I've had my current Android smartphone for several years, but have never tried its voice recognition features. I did try the feature on my prior phone, but after a few frustrating attempts to just have it call home when I said my wife's name, I deemed the feature useless to me; it was too aggravating to have the phone say something like "Did you say..." followed by something entirely unrelated. Though I might eventually get it to dial our home number, the process was more time consuming than for me to just type in the phone number. But after hearing an NPR report today while I was driving home on a recent study conducted jointly between researchers at Stanford University, the University of Washington and the Chinese search engine company Baidu that pitted humans typing on Apple iOS keyboards against Baidu's speech recognition software, I'll see how well the speech dictation software works on my current phone. The results of the study can be found on a Stanford University site at Speech Is 3x Faster than Typing for English and Mandarin Text Entry on Mobile Devices.

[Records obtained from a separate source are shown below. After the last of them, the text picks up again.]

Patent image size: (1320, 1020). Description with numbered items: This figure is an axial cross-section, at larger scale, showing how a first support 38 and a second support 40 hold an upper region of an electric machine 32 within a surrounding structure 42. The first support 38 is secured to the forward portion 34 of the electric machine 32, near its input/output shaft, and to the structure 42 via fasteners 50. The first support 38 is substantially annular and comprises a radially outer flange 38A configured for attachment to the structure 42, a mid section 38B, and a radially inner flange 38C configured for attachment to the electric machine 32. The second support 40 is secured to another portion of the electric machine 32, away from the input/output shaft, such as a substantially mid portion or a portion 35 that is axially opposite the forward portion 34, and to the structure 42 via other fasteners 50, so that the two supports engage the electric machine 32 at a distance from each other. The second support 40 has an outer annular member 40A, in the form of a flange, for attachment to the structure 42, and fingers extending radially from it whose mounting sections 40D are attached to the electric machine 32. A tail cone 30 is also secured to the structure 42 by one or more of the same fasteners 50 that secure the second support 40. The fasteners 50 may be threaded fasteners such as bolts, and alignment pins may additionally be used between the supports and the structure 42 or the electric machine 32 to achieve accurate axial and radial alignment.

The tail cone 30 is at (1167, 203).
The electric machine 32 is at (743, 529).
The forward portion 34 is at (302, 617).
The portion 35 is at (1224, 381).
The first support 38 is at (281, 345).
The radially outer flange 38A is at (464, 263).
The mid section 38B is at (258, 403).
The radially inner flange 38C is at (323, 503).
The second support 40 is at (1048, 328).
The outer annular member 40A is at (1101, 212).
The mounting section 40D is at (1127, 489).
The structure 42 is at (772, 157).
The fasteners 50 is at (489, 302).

For the speech transcription method, the researchers used Baidu's Deep Speech 2 deep learning speech recognition system. The software took the spoken input and converted it to text. Recognition errors could then be corrected by the study participants by either speech or the smartphone's keyboard. That method was found to be three times faster than the participants relying solely on their typing skills on the keyboards for English and 2.8 times as fast for Mandarin Chinese. And, strikingly, the English error rate was 20.4% lower, and the Mandarin error rate 63.4% lower, than the keyboard method. I don't know Mandarin, but a 20.4% lower error rate for English is significant.
I took a typing class in high school - when I was in high school typewriters were still common - after the typing teacher stated that it would be useful for typing papers for those of us who hoped to go on to college. I bought a cheap typewriter in college, but didn't use it much, instead I had most of the papers I needed to be typewritten typed by a local high school teacher who, as a side business typed papers for the nearby university students at a nominal cost. She also proofread the papers, correcting spelling and grammar errors, which I felt was worth the cost of paying to have papers typed that would be an important part of my grade. But, though I didn't use the typing skills I learned in the high school typing class a lot for typing papers, I found those skills invaluable for the many later computer courses I took. So, I'm a fairly fast typist on a full size keyboard, but I'm very slow on the tiny keyboard on my phone and am akin to the sloth, Flash, in the movie Zootopia when compared to some of my nieces - one of my nephews bought a phone for his younger sister, but had to quickly change the text plan when she had 3,000 text messages one month. For her, typing her text messages might be faster than using the voice recognition feature on her phone, but, even though the voice recognition software on my phone is doubtless far less powerful than that of Baidu's Deep Speech 2, I'll try that feature of the phone, since I would also expect there has been improvement in the intervening years since I first tried the feature on a prior phone. As Baidu chief scientist Andrew Ng noted "Humanity was never designed to communicate by using our fingers to poke at a tiny little keyboard on a mobile phone. Speech has always been a much more natural way for humans to communicate with each other."
Ng also stated he looks forward to the day when his future grandchild comes home and asks, "Is it really true that when you were young, if you came home and you said something to your microwave oven — did it really just sit there and ignore you? That's just so rude of the microwave." As we move futher into the Internet of Things (IoT), I expect that people talking to their microwaves and other household appliances will become common.
A text version of the NPR article, which was broadcast on All Things Considered, is available at Voice Recognition Software Finally Beats Humans At Typing, Study Finds.